Le nombre de ménages en attente d'un logement social s'élevait à 2,7 millions au premier semestre 2024, un nouveau record, selon l'Union sociale pour l'habitat (USH).
Dans le détail, plus d'1,8 million de ménages sont en attente d'un premier logement et 870.000 déjà logés dans le parc existant en attendent un nouveau. « On a une accélération de la demande au premier semestre et c'est ça qui est relativement inquiétant », a pointé l'ex-ministre du Logement. Cette dégradation s'accompagne d'une baisse du nombre d'agréments de nouveaux logements sociaux.
Quelque 82.200 logements sociaux ont été agréés en 2023, contre 124.200 en 2016, soit un total de 182.300 « logements perdus » au fil des années, comptabilise l'USH qui prend l'année 2016 comme référence. Outre les effets de la crise sanitaire et de la guerre en Ukraine, les bailleurs incriminent la baisse des objectifs de production de l'Etat et la « réduction de loyer de solidarité » (RLS) qui leur est imposée depuis 2018 pour compenser la baisse de cinq euros de l'aide personnalisée au logement (APL).
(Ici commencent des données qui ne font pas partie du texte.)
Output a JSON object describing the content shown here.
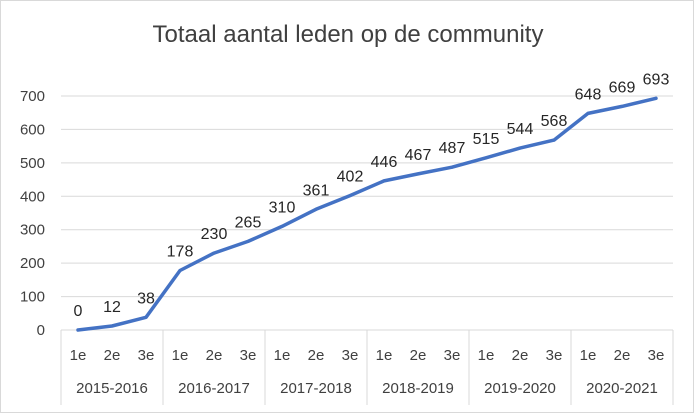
{
  "chart_data": {
    "type": "line",
    "title": "Totaal aantal leden op de community",
    "xlabel": "",
    "ylabel": "",
    "ylim": [
      0,
      700
    ],
    "yticks": [
      0,
      100,
      200,
      300,
      400,
      500,
      600,
      700
    ],
    "grid": true,
    "legend": "none",
    "line_color": "#4472c4",
    "groups": [
      "2015-2016",
      "2016-2017",
      "2017-2018",
      "2018-2019",
      "2019-2020",
      "2020-2021"
    ],
    "sub_categories": [
      "1e",
      "2e",
      "3e"
    ],
    "values": [
      0,
      12,
      38,
      178,
      230,
      265,
      310,
      361,
      402,
      446,
      467,
      487,
      515,
      544,
      568,
      648,
      669,
      693
    ]
  }
}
Emmanuelle Cosse a par ailleurs dénoncé un gel des crédits accordés à la rénovation HLM. L'ancien ministre du Logement Patrice Vergriete avait annoncé en octobre, en clôture du congrès HLM à Nantes, une enveloppe de 1,2 milliard d'euros sur trois ans, soit 400 millions d'euros par an, pour rénover le parc social.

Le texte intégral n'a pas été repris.